Purchase two sterile petri dishes full of the nutrient agar online or from a science supply store. Bacteria need a food source, and agar is a good growth medium for culturing bacteria. Agar comes from red algae and is a type of carbohydrate, which is ideal for growing microorganisms.
Store petri dishes upside-down to keep condensation from forming on the lid. Condensation can drip into the medium and disrupt the bacteria growth. Before using the petri dish, warm it up to room temperature for about an hour before obtaining any samples.
Write the letter "A" on a piece of masking tape with a marking pen and place it on the underside of one petri dish. Label the other petri dish with the letter "B." The "B" dish is the control dish in the experiment, and an identical test where the independent variable is left unchanged to provide a comparison.
Turn the petri dishes right side up, and with the marking pen, divide the tops of the petri dishes into four equal parts. Number the sections 1, 2, 3 and 4.
Collect bacteria from the locations you have chosen. Use one swab for each area. To get a good sample, wet the end of a cotton swab with water. Swipe the swab's tip all over the surface of the object.
Raise the lid of petri dish A just enough to get the swab inside.

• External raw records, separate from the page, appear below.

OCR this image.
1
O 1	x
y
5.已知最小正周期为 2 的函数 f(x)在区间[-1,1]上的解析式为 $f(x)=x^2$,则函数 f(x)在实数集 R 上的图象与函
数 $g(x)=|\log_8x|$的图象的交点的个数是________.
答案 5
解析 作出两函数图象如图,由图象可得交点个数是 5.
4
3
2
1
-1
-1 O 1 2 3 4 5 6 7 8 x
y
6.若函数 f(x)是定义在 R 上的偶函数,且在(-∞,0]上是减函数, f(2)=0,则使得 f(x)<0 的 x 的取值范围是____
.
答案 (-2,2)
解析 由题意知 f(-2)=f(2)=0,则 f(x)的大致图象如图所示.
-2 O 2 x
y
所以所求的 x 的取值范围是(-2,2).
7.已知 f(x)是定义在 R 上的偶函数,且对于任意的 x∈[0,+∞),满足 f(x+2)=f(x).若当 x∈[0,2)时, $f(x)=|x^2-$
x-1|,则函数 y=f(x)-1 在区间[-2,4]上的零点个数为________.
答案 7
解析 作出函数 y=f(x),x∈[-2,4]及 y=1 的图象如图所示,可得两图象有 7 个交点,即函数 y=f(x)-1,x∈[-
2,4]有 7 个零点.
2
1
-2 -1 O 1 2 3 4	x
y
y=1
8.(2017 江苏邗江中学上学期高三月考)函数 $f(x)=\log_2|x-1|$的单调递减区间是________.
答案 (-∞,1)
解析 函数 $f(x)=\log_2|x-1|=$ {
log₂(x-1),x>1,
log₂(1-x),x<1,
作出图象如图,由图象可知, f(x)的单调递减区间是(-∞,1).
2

Make a large X across the nutrient agar with the cotton swab. Do not tear into the agar. Close the petri dish lid, immediately. Do not touch the agar with your hand. Do not open the petri dish B.

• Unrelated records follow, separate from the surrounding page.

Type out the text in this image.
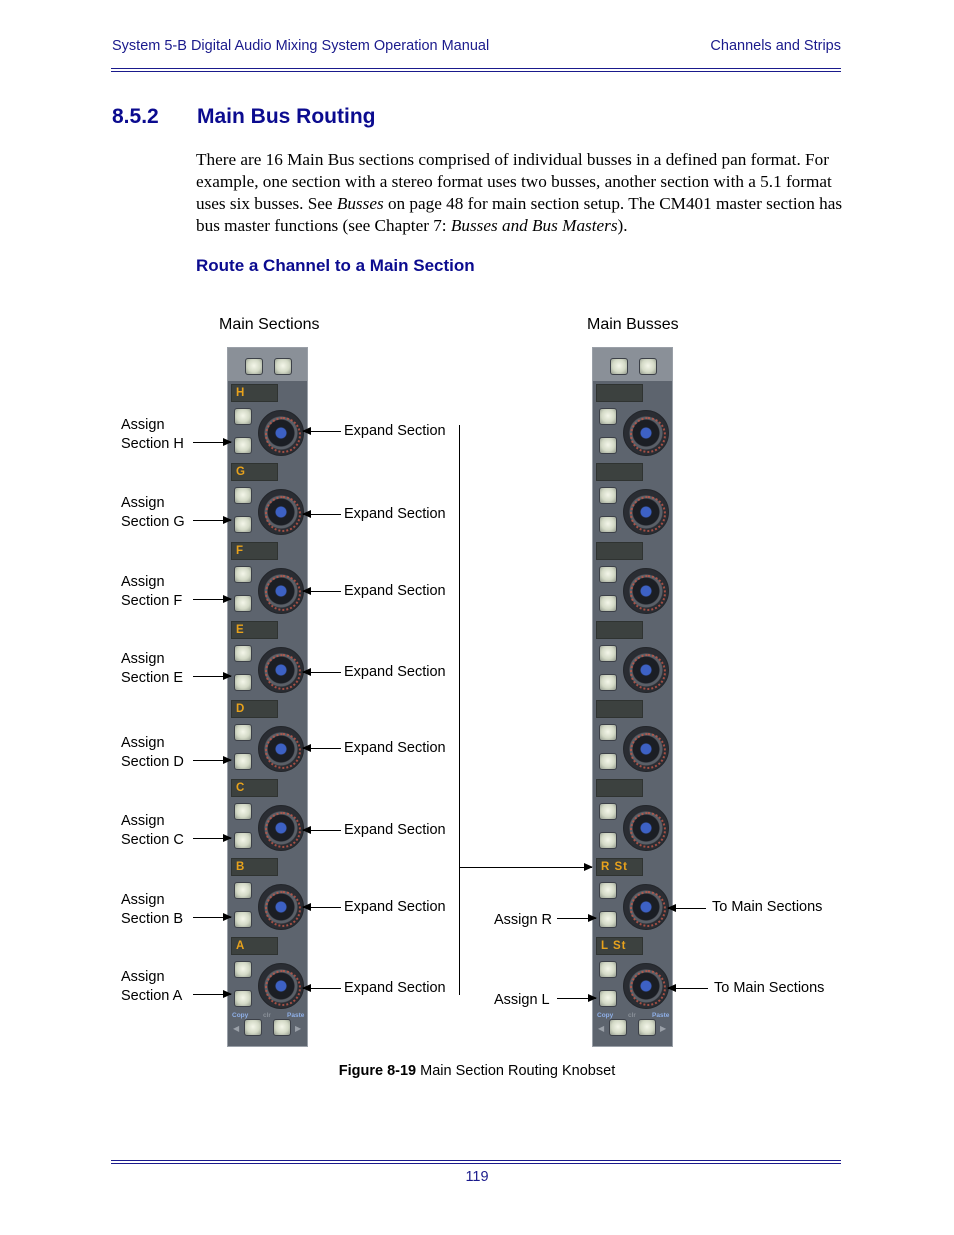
System 5-B Digital Audio Mixing System Operation Manual	Channels and Strips
8.5.2 Main Bus Routing
There are 16 Main Bus sections comprised of individual busses in a defined pan format. For example, one section with a stereo format uses two busses, another section with a 5.1 format uses six busses. See Busses on page 48 for main section setup. The CM401 master section has bus master functions (see Chapter 7: Busses and Bus Masters).
Route a Channel to a Main Section
Main Sections	Main Busses
Copy clr Paste
◀	▶
H
G
F
E
D
C
B
A
Copy clr Paste
◀	▶
R St
L St
Assign
Section H
Expand Section
Assign
Section G	Expand Section
Assign
Section F
Expand Section
Assign
Section E	Expand Section
Assign
Section D
Expand Section
Assign
Section C
Expand Section
Assign
Section B
Expand Section
Assign
Section A	Expand Section
Assign R
Assign L
To Main Sections
To Main Sections
Figure 8-19 Main Section Routing Knobset
119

Replace the cover on the dish, tape it closed, and label each dish with the source of the bacteria. Store the dish upside down. Place the petri dish inside a plastic bag and seal it. View growing bacteria through the clear plastic bag.

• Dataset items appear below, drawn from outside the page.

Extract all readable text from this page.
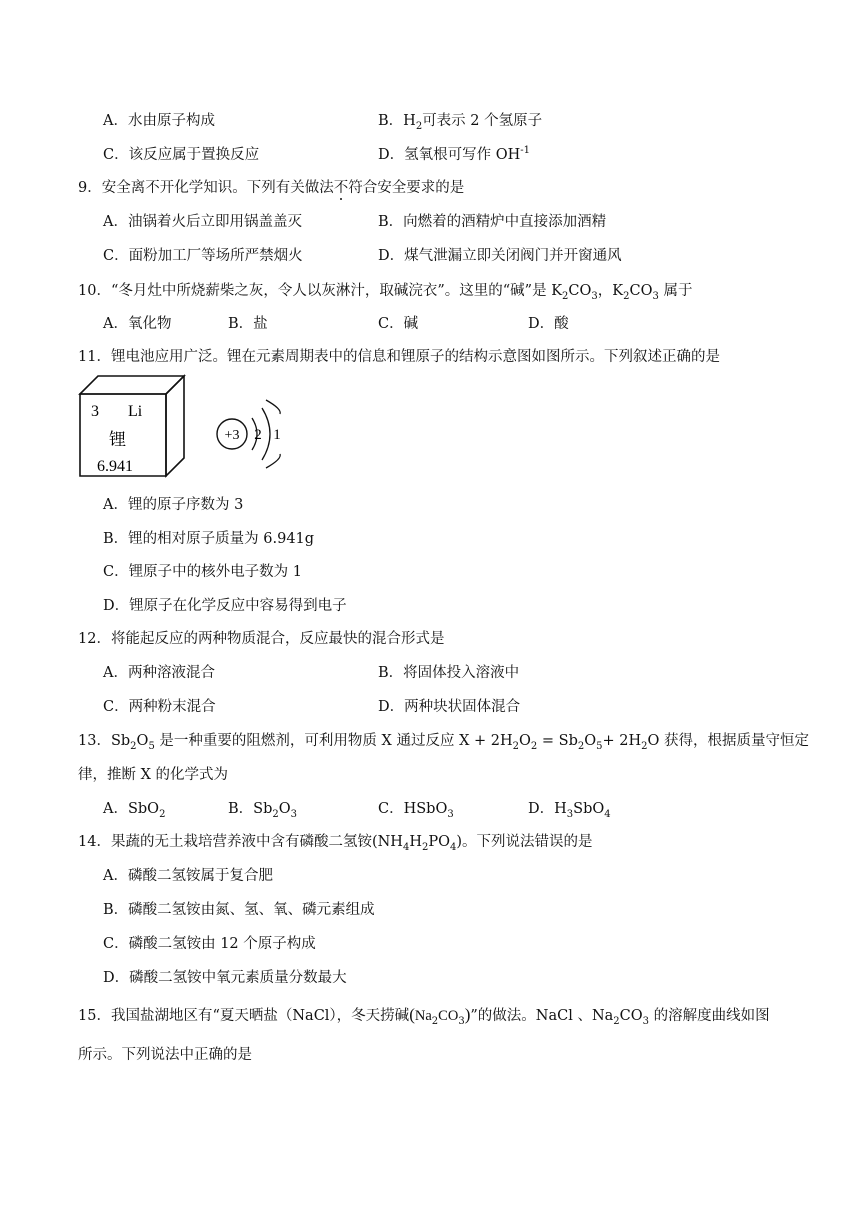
A．水由原子构成	B．$H_2$可表示 2 个氢原子
C．该反应属于置换反应	D．氢氧根可写作 $OH^{-1}$
9．安全离不开化学知识。下列有关做法不符合安全要求的是
A．油锅着火后立即用锅盖盖灭	B．向燃着的酒精炉中直接添加酒精
C．面粉加工厂等场所严禁烟火	D．煤气泄漏立即关闭阀门并开窗通风
10．“冬月灶中所烧薪柴之灰，令人以灰淋汁，取碱浣衣”。这里的“碱”是 $K_2CO_3$，$K_2CO_3$ 属于
A．氧化物	B．盐	C．碱	D．酸
11．锂电池应用广泛。锂在元素周期表中的信息和锂原子的结构示意图如图所示。下列叙述正确的是
3 Li
锂
6.941
+3 2 1
A．锂的原子序数为 3
B．锂的相对原子质量为 6.941g
C．锂原子中的核外电子数为 1
D．锂原子在化学反应中容易得到电子
12．将能起反应的两种物质混合，反应最快的混合形式是
A．两种溶液混合	B．将固体投入溶液中
C．两种粉末混合	D．两种块状固体混合
13．$Sb_2O_5$ 是一种重要的阻燃剂，可利用物质 X 通过反应 $X + 2H_2O_2 = Sb_2O_5+ 2H_2O$ 获得，根据质量守恒定
律，推断 X 的化学式为
A．SbO$_2$	B．$Sb_2O_3$	C．HSbO$_3$	D．$H_3SbO_4$
14．果蔬的无土栽培营养液中含有磷酸二氢铵$(NH_4H_2PO_4)$。下列说法错误的是
A．磷酸二氢铵属于复合肥
B．磷酸二氢铵由氮、氢、氧、磷元素组成
C．磷酸二氢铵由 12 个原子构成
D．磷酸二氢铵中氧元素质量分数最大
15．我国盐湖地区有“夏天晒盐（NaCl），冬天捞碱$(Na_2CO_3)$”的做法。NaCl 、$Na_2CO_3$ 的溶解度曲线如图
所示。下列说法中正确的是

Place the petri dishes in a warm, dark place for 4 to 6 days. Some cultures grow better in the dark, so if necessary place the sealed dishes in a paper bag.
Observe each dish daily without opening them. After a few days, the first quadrant in the A dish will show the heaviest bacteria growth. Depending on the amount of bacteria on the swab, the fourth quadrant will show none or very little growth. It is easier to distinguish the types of bacteria in low-growth or less cluttered areas.
Kill the bacteria in the petri dish before disposing of dishes in the trash. Pour household bleach over the colonies while holding dish over garbage. Be sure to wash hands well after disposing petri dishes.